Artikel 10.3 van de voorwaarden luidt: "De premie wordt voldaan tegen afgifte van een door verzekeraar verstrekte kwitantie of tegen een ander daartoe door hem aangewezen bewijs van kwijting. Bij niet betaling van de premie binnen een maand na de vervaldatum, vervalt het recht op uitkering onverminderd de verplichting tot verdere premiebetaling.".
Artikel 10.4 luidt: "Het verval van recht op uitkering wordt geacht te zijn ingegaan op de eerste dag van het tijdvak waarover de achterstallige premie verschuldigd was. Als de achterstallige premie nog door verzekeraar wordt aanvaard, gaat het recht op uitkering weer in op de dag volgende op die, waarop deze premie ten kantore van verzekeraar is voldaan.".
6.2. Ingevolge de uitspraak van het Hof van Justitie van de Europese Gemeenschappen van 27 juni 2002 dient de kantonrechter ambtshalve te toetsen of het onderhavige beding oneerlijk is. Gelijk de rechtbank Alkmaar in haar uitspraak van 19 maart 2003 (NJ 2003, 422) is de kantonrechter van oordeel dat het beding, waarbij zonder enige vorm van voorafgaande melding aan de verzekerde, het recht op uitkering vervalt indien de premie niet tijdig wordt voldaan, gelet ook op de daarmee gemoeide belangen, aangemerkt dient te worden als onredelijk bezwarend. Nu vaststaat dat De Friesland pas achteraf [x] heeft gewezen op dit gevolg van de niet tijdige betaling van de premie, komt De Friesland geen beroep toe op verval van de dekking.
Of [x] de algemene voorwaarden en/of de aanmaning van 22 oktober 2002 wel of niet heeft ontvangen, is derhalve niet van belang.
De vordering tot terugbetaling van de reeds vergoede nota's zal dan ook als ongegrond worden afgewezen.
6.3. De gevorderde buitengerechtelijke incassokosten en rente acht de kantonrechter als onweersproken toewijsbaar, met dien verstande dat de buitengerechtelijke incassokosten gelet op het vorenstaande zullen worden gematigd tot € 323,68. De wettelijke rente zal worden toegewezen vanaf de vervaldata van de premiebedragen.

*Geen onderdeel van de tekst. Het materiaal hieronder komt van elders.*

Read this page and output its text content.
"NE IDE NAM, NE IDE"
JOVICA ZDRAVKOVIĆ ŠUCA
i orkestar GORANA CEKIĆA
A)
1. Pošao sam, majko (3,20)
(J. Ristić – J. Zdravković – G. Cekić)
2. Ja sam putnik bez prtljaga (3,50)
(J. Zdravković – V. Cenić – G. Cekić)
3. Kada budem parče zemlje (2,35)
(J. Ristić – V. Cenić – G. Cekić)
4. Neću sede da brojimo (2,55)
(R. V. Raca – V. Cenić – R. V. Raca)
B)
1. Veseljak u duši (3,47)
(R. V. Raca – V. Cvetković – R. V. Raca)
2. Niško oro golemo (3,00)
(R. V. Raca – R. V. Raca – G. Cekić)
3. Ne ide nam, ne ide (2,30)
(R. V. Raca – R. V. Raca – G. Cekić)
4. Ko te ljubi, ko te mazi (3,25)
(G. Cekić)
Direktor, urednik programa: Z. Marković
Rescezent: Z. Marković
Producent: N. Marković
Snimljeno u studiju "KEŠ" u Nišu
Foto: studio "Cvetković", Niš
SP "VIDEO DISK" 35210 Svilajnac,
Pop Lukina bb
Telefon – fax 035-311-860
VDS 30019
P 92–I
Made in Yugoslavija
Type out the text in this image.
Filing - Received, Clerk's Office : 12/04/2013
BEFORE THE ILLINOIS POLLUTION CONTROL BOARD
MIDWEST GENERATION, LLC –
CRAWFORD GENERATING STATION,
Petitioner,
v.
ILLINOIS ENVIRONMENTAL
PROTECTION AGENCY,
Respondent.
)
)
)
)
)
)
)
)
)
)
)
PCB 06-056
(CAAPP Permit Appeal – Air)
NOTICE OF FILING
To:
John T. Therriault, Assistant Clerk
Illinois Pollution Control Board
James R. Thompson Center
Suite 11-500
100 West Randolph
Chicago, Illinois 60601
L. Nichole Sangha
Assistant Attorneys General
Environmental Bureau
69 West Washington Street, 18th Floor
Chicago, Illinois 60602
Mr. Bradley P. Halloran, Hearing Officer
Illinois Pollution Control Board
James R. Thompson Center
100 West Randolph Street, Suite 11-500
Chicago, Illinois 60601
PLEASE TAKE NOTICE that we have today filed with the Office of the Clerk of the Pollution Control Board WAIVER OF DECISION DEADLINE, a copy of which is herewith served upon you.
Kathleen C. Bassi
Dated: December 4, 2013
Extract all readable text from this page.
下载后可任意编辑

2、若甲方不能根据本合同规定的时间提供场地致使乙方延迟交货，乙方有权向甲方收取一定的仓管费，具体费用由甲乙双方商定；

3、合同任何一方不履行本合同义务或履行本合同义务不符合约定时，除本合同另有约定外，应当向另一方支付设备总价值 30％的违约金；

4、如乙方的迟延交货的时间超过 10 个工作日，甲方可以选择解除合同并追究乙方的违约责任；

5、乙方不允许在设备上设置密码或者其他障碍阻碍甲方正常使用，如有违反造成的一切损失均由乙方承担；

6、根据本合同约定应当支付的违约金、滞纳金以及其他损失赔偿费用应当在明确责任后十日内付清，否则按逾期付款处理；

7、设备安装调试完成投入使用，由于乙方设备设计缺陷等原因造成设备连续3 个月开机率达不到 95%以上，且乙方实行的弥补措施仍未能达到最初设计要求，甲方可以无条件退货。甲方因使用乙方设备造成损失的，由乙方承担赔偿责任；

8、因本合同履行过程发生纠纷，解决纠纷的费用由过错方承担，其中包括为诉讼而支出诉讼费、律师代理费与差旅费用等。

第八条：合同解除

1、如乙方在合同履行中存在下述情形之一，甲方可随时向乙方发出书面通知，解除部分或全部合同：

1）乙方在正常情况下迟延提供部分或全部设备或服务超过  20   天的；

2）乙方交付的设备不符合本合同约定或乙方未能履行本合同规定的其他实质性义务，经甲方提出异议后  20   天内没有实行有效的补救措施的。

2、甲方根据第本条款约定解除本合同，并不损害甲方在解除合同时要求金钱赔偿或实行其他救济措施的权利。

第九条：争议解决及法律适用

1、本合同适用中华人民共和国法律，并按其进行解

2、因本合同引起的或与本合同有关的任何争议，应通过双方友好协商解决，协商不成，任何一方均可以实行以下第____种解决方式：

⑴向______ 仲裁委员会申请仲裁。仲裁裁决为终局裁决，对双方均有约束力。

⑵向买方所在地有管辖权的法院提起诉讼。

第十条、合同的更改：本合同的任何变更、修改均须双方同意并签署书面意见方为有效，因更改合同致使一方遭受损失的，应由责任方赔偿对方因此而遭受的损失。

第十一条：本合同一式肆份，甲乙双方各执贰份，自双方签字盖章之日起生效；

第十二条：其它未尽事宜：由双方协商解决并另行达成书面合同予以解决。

6.4. Nu [x] ter zake de premiebetaling terecht in rechte is betrokken, zal hij worden veroordeeld in de proceskosten, met dien verstande dat deze zullen worden begroot op basis van het toe te wijzen bedrag.
BESLISSING
De kantonrechter:
veroordeelt [x] tot betaling aan De Friesland van een bedrag groot € 1.742,42 (zegge: éénduizendzevenhonderdtweeënveertig euro en tweeënveertig eurocent), te vermeerderen met de wettelijke rente over € 1.418,74 vanaf de vervaldata van de premiebedragen tot aan de dag der algehele voldoening;
veroordeelt [x] in de kosten van deze procedure, tot op heden aan de zijde van De Friesland begroot op € 270,-- wegens salaris en op € 243,16 wegens verschotten;
verklaart dit vonnis uitvoerbaar bij voorraad;
wijst af het meer of anders gevorderde.
Aldus gewezen door mr. A. van der Meer, kantonrechter, en uitgesproken ter openbare terechtzitting van 7 mei 2004 in tegenwoordigheid van de griffier.